A few participants pointed out that they would be able to pay for any necessities, and importantly, could also prevent their baby from being exchanged for another.
“… nowadays the world has changed, someone can switch your child… there is a possibility that if someone wanted a baby boy and gives birth to a baby girl, they may exchange for your baby boy” (FGD 7, P1).
Some men reported that their role was to provide love and encouragement during labour.
“…being there [during delivery] gives her courage, so even if she is now pushing the child, she pushes it with happiness since you are there [laughter]…” (FGD 1, P7).
Despite the perceived benefits of accompanying their wives, very few men mentioned that they did this in practice. Indeed they only spoke of going with their wives when there were specific health issues, pregnancy complications, or laboratory tests were necessary. As such this seemed to be a ‘one off’ act not leading to routine accompaniment.
Barriers to attendance at ANC and delivery care
Most participants across the FGDs echoed three issues preventing them from accompanying their wives for either ANC or delivery care. Firstly this was seen as a ‘female’ role and thus the responsibility of mother-in-laws or co-wives rather than the male.
Secondly, as head of household and provider, men’s focus was on economic activity which was more important for them to concentrate on at this time. Interestingly, a couple of participants admitted that they had pretended to be busy so as to avoid accompanying the spouse for ANC. In this vein, some participants reported that they would readily accompany their wives to ANC if they would be given priority in the queue before women who were unaccompanied (by a male partner). This is practiced in some clinics in a neighbouring district, but it is not a Government policy.
“… if you go with your wife, they [should] consider those who have come with their husbands [and] give them the first priority…” (FGD7, P5).
The third barrier stemmed from the negative attitude that HCWs had towards men participating in ANC or delivery care. Most men in all FGDs reported that they had, or had heard anecdotally that other men had been ignored by HCWs, subjected to unfriendly attitude or even abusive language.
“ I have heard others say that if they go to the clinic, the sisters there are harsh to them so they fear going to be harassed because it leaves them in a state that they don’t like’ (FG7, P1).
Most men who had accompanied their wives for delivery similarly reported that maternity staff did not allow them to enter the delivery rooms; therefore, they choose to stay away feeling that they were not wanted there.

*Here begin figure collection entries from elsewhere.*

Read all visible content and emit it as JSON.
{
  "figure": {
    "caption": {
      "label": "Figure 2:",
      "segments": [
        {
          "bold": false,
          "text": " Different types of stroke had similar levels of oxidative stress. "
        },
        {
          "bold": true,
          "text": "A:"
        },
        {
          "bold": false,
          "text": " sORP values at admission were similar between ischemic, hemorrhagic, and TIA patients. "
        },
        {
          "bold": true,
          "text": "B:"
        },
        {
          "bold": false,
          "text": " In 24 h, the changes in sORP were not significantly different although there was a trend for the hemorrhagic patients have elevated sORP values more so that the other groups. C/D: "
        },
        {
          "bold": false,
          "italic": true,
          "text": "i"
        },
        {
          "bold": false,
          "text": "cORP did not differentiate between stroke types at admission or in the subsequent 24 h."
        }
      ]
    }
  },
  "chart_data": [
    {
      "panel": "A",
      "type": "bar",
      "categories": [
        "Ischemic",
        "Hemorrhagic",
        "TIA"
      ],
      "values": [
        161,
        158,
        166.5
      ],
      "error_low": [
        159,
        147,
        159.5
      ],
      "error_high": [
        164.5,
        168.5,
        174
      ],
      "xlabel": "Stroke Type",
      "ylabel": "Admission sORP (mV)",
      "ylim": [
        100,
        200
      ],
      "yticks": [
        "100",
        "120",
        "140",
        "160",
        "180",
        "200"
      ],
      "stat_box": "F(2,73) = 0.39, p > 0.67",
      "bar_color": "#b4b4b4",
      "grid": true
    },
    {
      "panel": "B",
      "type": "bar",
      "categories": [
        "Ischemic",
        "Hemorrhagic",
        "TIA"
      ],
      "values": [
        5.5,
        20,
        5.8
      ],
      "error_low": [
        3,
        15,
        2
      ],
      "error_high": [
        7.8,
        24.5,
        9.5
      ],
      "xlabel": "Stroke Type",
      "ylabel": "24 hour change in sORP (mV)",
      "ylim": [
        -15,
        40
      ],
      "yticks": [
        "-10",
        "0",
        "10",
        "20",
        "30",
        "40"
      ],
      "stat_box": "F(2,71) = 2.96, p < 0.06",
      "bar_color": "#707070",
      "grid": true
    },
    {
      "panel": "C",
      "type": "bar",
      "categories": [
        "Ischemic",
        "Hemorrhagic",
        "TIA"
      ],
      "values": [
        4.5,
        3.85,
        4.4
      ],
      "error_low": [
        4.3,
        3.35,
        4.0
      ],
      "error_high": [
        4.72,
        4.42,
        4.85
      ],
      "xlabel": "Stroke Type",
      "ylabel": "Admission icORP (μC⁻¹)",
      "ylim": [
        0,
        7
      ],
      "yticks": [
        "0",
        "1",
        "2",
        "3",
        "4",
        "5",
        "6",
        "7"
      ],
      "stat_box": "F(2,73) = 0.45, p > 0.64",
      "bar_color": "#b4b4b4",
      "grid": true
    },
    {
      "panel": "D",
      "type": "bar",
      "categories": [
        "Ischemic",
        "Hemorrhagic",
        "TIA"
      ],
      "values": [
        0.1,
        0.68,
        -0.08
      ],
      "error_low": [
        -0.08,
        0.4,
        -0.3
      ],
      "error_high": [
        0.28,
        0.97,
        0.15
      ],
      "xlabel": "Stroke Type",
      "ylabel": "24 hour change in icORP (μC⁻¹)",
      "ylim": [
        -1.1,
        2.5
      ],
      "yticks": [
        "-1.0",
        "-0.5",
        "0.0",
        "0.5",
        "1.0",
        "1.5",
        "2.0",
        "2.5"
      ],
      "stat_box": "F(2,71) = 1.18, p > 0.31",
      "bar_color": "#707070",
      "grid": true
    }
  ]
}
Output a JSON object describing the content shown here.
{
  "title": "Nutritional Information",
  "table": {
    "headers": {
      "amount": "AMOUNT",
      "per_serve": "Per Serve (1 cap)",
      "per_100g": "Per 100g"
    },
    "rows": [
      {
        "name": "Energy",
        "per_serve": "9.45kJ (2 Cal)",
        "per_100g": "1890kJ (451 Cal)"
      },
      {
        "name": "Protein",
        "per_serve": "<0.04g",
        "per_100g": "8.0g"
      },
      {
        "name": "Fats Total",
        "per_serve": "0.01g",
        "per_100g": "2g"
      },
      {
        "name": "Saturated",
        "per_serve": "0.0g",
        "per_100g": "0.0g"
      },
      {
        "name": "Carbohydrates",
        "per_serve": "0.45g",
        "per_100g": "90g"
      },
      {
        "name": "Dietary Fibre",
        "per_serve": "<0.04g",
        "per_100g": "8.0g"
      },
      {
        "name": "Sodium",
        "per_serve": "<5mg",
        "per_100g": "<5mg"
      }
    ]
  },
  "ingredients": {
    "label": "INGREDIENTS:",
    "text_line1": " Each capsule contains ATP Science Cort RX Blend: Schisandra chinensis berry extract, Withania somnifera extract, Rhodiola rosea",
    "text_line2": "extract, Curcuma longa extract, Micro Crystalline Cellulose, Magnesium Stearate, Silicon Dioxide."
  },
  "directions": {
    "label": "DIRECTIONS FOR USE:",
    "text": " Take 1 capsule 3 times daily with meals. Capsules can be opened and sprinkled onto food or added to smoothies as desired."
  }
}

“… those people [HCW] are so harsh and they don’t want a man to step inside [delivery room]… there is nothing you can do because you cannot see her although you wish to be near her, so it is even better for you to stay away and do some other things that can help her after delivery” (FGD 8, P7).
However, there were exceptions where few men were allowed into the labour ward but chose not to, either because they thought their wife would not like to be seen in labour, or they were afraid of what they would see.
“But when I entered this room I found some women beating walls with their hands and I felt afraid that I am also going to see my wife doing that. I went and stood outside” ( FG7 P4).
There were mixed responses when men were asked about witnessing the birth of their babies. Some older men were more likely than the younger men to feel that it was culturally disrespectful for a man to see a woman giving birth.
“seeing the way the child is coming out and that is the same place that you would like to have sex at…it can’t be good because you may lose the urge” (FGD 4, P8).
Interestingly, whilst acknowledging that it was not true, some participants frequently reported that traditionally, Luo people believed that the presence of the husband at the time of delivery delays the birth of the baby.